Depuis cinq ans qu’il existe, le Comité interprofessionnel du canard à rôtir (Cicar) a acquis une légitimité et a engrangé d’intéressants retours sur investissements. Essentiellement destiné à promouvoir la viande du canard de chair et à la différencier de celle de canard gavé, le Cicar a agi auprès des réseaux de distribution (opération « mars, le mois de la volaille » de l’APVF), des médias gastronomiques (opération « canard en chef ») et même des consommateurs (site internet). Les retombées sont jugées payantes,même si les volumes commercialisés n’ont pas remonté. Depuis un an, les achats de filet par les consommateurs suivent une progression jugée « intéressante ». Les grandes tables de la gastronomie française ont redécouvert cette viande rouge. Et surtout, se félicite Philippe Guillet, le président du Cicar, les GMS intègrent désormais le filet dans leurs opérations de promotion, au même titre que le magret.

ACCENTUER LES EFFORTS PROMOTIONNELS

Les volumes exportés en 2009 ont baissé de 5 à 7 %. Le Cicar envisage donc d’étendre ses actions de promotion vers l’Allemagne (puis le Danemark), sachant que ce pays pèse lourdement. Le canard français sera positionné comme un produit festif haut de gamme, et différencié du canard gavé, peu en vogue outre-Rhin. Cette opération demande de nouveaux moyens qui poussent l’interprofession à faire passer sa cotisation de 3 à 4 euros pour mille canetons, à compter du 1er juillet.

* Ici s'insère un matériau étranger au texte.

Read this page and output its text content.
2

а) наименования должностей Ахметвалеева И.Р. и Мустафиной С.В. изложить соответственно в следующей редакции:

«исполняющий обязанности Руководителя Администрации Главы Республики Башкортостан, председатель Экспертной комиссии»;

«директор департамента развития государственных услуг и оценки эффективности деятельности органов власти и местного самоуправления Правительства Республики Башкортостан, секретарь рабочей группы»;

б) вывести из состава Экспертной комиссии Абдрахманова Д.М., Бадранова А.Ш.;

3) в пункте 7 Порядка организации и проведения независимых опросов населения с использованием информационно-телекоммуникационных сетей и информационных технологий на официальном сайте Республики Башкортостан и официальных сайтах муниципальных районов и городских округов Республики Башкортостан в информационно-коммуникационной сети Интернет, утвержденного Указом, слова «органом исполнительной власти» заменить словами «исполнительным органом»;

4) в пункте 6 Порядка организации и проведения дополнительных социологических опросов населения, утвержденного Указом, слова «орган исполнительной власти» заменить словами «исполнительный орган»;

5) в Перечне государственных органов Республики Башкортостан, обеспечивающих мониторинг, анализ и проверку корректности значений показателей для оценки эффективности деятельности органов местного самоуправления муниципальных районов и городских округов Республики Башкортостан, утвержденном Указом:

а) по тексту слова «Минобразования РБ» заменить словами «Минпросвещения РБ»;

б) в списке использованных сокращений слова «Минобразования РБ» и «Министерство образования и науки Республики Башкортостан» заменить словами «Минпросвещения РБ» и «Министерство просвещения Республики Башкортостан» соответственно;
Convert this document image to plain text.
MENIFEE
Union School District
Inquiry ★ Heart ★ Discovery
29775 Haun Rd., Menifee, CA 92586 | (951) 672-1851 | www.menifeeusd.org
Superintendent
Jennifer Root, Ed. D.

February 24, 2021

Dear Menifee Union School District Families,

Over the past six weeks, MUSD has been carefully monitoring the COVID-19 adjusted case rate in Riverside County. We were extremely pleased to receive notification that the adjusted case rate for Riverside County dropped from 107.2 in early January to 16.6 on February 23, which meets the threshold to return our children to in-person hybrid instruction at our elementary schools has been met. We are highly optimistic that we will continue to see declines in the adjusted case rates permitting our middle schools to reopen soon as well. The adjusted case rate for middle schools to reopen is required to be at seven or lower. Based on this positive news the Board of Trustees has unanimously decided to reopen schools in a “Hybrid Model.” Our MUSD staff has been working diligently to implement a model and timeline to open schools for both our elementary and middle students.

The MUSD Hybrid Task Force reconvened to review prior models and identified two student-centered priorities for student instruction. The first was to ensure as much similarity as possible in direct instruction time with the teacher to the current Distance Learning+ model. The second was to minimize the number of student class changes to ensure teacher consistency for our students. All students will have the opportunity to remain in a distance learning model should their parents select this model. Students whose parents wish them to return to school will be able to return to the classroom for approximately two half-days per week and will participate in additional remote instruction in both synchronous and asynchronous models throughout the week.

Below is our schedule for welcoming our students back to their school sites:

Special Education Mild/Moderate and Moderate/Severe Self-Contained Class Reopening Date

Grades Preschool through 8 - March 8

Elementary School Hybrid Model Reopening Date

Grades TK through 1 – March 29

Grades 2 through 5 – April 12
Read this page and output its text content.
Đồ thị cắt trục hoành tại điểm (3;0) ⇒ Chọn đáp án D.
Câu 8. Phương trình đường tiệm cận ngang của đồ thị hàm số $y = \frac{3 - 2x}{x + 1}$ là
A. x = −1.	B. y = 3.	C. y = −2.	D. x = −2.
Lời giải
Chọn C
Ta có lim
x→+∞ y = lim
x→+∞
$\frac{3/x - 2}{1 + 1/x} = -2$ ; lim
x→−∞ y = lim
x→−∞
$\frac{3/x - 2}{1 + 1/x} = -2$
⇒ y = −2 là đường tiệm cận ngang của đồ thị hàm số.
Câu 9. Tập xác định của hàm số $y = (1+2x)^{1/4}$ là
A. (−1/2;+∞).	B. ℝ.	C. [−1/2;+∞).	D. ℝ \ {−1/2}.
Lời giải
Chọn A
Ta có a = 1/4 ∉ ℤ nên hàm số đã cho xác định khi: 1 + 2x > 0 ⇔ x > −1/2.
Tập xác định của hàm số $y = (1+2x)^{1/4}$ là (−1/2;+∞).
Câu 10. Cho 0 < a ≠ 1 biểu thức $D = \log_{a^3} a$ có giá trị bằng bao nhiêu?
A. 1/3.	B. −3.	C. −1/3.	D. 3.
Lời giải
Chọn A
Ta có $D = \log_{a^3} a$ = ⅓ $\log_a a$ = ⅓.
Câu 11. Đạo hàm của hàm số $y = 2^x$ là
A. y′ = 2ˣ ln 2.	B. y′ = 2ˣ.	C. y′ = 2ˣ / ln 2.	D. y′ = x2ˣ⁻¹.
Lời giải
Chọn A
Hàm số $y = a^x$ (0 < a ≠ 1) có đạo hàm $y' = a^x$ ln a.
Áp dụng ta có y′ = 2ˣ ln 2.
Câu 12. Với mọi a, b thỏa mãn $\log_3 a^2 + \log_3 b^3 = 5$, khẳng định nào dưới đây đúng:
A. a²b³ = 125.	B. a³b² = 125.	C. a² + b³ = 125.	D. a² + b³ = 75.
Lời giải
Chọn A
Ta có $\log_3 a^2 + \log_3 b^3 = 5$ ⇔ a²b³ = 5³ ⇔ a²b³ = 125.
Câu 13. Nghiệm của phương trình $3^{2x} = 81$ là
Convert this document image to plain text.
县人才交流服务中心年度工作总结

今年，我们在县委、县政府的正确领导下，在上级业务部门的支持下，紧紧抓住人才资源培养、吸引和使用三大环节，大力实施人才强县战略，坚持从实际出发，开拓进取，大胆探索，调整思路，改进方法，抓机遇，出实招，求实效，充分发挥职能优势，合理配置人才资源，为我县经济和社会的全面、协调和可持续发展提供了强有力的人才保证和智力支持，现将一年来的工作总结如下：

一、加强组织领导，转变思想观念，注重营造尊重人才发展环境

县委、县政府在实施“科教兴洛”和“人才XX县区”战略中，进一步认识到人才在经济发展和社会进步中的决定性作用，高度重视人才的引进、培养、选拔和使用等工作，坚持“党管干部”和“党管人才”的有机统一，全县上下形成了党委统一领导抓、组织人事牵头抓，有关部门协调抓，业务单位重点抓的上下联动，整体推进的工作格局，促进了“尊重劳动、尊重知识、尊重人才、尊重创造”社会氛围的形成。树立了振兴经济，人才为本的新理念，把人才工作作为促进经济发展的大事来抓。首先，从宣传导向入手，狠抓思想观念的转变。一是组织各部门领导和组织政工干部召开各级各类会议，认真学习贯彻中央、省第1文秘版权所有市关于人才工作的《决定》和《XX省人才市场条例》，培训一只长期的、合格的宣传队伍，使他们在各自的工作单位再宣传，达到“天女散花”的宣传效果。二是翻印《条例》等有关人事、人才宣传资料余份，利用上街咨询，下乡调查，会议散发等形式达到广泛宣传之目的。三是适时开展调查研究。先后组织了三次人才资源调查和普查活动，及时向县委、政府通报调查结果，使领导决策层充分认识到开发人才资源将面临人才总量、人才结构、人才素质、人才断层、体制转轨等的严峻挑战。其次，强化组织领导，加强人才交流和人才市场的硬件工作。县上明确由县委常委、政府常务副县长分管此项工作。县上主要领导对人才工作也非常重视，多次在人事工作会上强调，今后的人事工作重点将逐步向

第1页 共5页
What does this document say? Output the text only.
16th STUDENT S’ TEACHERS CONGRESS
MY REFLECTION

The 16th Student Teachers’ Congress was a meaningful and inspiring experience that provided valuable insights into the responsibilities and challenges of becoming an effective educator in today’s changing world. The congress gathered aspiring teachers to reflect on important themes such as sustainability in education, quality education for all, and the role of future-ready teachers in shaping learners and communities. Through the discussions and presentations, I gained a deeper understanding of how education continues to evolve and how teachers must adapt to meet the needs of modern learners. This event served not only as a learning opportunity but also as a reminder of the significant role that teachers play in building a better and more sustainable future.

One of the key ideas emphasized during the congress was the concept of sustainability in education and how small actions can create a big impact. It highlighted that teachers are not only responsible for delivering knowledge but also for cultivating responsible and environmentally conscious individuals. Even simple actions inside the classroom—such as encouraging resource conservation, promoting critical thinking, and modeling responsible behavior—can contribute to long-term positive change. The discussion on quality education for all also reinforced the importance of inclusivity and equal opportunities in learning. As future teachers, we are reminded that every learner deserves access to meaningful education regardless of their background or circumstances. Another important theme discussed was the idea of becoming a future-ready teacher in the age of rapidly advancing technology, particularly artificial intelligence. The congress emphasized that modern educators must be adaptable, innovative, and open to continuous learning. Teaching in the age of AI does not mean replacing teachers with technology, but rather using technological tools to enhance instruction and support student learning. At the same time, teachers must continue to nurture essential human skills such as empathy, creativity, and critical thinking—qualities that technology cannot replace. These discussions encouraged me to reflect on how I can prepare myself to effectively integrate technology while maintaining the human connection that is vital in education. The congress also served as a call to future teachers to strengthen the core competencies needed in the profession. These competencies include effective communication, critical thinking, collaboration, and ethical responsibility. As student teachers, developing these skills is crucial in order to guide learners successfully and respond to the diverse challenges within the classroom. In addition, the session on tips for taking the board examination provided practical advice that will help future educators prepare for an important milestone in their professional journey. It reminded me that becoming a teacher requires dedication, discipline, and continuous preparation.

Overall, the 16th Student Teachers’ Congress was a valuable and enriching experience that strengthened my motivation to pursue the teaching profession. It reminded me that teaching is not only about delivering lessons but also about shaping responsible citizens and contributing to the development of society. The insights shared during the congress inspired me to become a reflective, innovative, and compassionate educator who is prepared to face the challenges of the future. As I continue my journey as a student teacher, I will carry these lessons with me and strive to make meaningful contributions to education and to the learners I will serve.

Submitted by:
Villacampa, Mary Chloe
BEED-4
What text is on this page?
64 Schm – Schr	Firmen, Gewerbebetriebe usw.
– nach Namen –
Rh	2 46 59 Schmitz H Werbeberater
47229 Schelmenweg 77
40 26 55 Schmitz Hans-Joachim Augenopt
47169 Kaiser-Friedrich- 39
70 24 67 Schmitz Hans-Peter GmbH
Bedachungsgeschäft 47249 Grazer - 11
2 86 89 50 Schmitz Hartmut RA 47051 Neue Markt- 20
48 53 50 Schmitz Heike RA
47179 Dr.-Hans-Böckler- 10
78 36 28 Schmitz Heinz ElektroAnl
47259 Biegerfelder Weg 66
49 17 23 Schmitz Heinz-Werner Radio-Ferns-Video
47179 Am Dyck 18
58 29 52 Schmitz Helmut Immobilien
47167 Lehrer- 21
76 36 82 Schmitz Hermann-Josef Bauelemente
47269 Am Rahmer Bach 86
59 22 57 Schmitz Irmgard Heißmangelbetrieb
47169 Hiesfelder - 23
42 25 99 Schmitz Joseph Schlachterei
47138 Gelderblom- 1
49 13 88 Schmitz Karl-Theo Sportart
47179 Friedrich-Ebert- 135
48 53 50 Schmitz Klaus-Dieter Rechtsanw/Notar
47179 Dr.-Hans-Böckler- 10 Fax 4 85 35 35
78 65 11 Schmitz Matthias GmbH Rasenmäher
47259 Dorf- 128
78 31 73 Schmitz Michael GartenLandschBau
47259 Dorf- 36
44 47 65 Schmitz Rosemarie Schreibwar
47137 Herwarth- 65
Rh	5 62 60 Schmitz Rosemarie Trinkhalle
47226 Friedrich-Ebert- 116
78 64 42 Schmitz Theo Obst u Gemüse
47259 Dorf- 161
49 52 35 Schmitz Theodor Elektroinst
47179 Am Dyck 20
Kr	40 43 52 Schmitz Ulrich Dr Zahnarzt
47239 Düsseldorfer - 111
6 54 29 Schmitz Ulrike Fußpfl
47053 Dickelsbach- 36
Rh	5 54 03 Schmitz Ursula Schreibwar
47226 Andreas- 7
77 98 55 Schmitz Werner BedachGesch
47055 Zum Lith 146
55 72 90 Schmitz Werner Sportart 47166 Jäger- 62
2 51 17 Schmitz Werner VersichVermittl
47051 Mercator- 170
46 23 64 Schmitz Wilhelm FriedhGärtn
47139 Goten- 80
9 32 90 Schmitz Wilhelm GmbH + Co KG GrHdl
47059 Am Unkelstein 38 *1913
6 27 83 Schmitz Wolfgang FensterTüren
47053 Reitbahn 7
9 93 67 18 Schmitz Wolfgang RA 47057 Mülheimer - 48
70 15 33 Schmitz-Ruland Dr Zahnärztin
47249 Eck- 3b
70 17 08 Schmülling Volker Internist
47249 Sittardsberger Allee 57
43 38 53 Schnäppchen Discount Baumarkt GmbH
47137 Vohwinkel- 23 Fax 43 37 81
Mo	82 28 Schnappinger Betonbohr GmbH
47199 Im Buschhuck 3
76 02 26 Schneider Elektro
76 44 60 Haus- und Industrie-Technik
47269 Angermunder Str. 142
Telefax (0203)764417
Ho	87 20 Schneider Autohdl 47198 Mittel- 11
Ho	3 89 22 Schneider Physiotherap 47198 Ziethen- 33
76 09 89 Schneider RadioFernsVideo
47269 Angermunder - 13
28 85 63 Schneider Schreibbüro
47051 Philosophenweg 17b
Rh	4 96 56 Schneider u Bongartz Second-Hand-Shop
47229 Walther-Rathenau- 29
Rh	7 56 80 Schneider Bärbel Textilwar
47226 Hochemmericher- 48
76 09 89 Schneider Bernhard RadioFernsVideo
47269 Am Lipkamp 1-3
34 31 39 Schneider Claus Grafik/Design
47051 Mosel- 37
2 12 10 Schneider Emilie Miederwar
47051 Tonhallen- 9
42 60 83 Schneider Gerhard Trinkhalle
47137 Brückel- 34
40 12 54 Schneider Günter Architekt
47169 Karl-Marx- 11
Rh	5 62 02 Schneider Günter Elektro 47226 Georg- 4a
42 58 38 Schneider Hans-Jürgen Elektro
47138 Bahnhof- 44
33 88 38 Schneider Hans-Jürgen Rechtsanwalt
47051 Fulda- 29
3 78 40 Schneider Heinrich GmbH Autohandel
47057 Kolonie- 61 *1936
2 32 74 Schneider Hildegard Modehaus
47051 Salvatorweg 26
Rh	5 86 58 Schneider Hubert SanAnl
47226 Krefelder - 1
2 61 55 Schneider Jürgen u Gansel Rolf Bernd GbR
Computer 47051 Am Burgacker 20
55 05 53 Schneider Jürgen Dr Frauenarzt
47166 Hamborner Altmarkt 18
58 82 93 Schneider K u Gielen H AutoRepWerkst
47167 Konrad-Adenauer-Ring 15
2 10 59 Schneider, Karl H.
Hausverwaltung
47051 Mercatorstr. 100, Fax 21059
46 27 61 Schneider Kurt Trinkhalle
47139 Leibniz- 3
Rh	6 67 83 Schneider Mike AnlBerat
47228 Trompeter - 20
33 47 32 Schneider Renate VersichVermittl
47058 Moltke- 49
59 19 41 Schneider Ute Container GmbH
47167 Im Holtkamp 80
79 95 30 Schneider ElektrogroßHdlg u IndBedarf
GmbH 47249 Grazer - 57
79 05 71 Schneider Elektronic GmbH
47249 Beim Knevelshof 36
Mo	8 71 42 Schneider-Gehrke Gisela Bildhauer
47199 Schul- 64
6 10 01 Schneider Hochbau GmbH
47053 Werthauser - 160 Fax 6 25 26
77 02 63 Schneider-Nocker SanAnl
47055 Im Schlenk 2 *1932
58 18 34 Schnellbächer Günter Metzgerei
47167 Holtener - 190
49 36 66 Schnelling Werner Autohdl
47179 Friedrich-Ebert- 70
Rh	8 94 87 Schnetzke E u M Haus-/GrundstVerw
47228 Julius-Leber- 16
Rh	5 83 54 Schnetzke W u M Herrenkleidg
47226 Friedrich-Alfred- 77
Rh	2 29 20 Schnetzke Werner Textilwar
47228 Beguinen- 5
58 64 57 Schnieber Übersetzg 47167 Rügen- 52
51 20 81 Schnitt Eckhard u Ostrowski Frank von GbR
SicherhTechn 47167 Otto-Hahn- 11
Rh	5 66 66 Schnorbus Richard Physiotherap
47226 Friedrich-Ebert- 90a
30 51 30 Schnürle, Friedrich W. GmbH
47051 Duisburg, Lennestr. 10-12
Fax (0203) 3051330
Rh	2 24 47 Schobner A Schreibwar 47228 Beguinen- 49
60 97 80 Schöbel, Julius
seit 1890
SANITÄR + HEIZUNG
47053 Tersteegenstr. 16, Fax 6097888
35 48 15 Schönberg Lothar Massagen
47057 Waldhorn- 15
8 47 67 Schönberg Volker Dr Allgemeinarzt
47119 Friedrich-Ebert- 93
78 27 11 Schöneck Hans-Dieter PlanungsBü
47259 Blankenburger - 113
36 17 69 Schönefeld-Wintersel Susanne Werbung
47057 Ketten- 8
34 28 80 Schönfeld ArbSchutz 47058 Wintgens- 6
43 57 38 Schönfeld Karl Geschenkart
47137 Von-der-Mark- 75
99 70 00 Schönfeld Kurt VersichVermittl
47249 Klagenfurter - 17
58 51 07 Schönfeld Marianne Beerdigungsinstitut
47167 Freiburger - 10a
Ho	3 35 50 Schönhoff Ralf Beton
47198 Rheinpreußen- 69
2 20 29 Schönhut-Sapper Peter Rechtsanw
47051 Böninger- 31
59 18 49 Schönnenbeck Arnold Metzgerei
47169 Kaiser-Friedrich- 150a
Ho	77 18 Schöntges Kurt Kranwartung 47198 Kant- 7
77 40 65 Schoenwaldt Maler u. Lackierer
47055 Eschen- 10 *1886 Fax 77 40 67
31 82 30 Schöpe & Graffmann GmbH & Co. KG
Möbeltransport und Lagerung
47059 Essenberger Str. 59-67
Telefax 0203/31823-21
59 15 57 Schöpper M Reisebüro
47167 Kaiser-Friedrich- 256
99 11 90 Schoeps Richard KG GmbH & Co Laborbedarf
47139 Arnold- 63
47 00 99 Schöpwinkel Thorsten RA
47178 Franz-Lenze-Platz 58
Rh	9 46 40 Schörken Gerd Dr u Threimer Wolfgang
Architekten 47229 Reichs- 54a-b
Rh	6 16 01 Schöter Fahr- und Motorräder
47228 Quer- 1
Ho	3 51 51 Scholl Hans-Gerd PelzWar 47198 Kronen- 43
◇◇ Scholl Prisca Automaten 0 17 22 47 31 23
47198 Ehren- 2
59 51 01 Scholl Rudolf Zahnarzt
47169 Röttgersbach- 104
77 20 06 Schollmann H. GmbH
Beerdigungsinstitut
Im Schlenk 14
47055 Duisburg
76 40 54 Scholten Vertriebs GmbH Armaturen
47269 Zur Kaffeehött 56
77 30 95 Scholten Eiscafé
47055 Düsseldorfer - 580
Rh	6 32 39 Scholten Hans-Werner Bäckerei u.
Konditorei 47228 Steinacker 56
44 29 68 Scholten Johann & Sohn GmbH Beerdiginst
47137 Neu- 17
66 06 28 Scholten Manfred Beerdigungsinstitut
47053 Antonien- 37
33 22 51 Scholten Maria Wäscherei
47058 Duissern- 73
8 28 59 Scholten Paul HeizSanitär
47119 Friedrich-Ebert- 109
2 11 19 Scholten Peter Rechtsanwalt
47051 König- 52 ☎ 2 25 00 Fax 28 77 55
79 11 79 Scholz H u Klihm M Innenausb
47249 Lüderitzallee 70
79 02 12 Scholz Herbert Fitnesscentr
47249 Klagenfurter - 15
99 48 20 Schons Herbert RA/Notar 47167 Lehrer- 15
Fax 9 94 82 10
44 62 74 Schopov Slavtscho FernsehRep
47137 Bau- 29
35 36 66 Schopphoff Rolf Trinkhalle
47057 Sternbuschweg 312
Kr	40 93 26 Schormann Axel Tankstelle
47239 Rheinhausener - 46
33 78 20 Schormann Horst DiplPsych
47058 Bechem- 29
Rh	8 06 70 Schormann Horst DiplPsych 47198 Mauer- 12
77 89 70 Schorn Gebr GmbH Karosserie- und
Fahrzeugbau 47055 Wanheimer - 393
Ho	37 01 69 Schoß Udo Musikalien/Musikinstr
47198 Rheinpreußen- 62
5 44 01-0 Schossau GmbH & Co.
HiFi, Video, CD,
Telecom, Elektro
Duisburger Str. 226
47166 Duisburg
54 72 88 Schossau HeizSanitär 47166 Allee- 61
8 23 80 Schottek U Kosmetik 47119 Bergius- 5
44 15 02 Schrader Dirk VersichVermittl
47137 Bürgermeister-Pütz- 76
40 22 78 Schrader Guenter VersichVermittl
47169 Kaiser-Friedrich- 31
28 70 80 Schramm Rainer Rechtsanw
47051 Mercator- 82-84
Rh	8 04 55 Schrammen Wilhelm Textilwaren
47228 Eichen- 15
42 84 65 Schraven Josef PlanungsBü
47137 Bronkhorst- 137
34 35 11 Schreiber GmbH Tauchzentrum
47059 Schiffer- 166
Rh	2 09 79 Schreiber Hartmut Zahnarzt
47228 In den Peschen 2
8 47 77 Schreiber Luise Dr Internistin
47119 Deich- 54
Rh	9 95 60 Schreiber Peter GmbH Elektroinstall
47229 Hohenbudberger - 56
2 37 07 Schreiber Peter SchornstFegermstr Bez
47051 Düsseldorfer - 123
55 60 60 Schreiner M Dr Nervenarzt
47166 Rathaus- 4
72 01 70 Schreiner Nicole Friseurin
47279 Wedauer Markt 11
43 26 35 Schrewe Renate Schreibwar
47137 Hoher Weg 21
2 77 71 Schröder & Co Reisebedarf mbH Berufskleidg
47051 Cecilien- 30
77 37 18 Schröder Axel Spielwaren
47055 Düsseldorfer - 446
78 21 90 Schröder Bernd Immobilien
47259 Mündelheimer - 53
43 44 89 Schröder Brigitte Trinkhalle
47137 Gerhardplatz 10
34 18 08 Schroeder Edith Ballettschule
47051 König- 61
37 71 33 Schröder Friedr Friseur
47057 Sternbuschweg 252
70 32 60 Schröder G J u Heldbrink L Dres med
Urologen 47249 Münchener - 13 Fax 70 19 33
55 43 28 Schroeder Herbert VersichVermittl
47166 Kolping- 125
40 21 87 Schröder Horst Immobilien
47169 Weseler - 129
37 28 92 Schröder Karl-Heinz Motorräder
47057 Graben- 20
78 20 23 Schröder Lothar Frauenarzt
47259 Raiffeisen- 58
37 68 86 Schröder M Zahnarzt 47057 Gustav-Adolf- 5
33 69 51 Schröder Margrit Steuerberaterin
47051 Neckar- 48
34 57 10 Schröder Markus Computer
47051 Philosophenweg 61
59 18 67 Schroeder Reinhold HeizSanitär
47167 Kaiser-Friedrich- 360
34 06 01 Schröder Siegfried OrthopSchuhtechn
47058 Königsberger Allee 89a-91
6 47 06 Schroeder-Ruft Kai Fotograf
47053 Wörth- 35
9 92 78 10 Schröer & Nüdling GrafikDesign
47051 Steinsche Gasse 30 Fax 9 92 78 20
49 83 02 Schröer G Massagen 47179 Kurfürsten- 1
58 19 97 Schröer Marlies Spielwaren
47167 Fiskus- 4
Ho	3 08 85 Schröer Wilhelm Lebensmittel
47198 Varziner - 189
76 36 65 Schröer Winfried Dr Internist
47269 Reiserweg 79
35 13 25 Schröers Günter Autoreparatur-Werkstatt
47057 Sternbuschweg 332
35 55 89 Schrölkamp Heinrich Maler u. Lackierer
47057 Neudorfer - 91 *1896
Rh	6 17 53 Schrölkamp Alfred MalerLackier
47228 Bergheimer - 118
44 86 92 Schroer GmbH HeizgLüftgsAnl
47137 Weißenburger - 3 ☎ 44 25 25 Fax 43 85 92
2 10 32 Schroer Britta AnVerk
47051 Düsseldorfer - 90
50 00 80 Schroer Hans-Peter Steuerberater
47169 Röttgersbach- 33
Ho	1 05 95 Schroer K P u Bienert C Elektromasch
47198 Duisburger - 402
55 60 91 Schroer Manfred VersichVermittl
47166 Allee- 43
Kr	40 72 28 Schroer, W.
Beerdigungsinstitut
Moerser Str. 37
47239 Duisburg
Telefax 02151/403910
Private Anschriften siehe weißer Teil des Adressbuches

Deux dossiers restent encore à défendre au niveau européen. Les professionnels n’imaginent pas de produire sans caillebotis, sans dégriffage et sans débecquage. Ils doivent convaincre les décideurs européens que ce mode d’élevage a sa place à côté de l’élevage sur paille des pays du Nord adapté au Pékin. Les argumentaires « durabilité » (empreinte carbone…) et « bien-être animal » vont devoir être affûtés. L’autre danger concerne les importations en Allemagne de produits cuits en provenance d’Asie. Par effet ricochet, les producteurs allemands pourraient chercher d’autres débouchés en Europe. Le risque d’une concurrence de viande de Pékin découpée, aujourd’hui essentiellement vendu entier, n’est pas à exclure, vu son moindre prix. La filière doit donc impérativement rester compétitive et examiner de près la question de l’âge d’abattage fixé à 84 jours.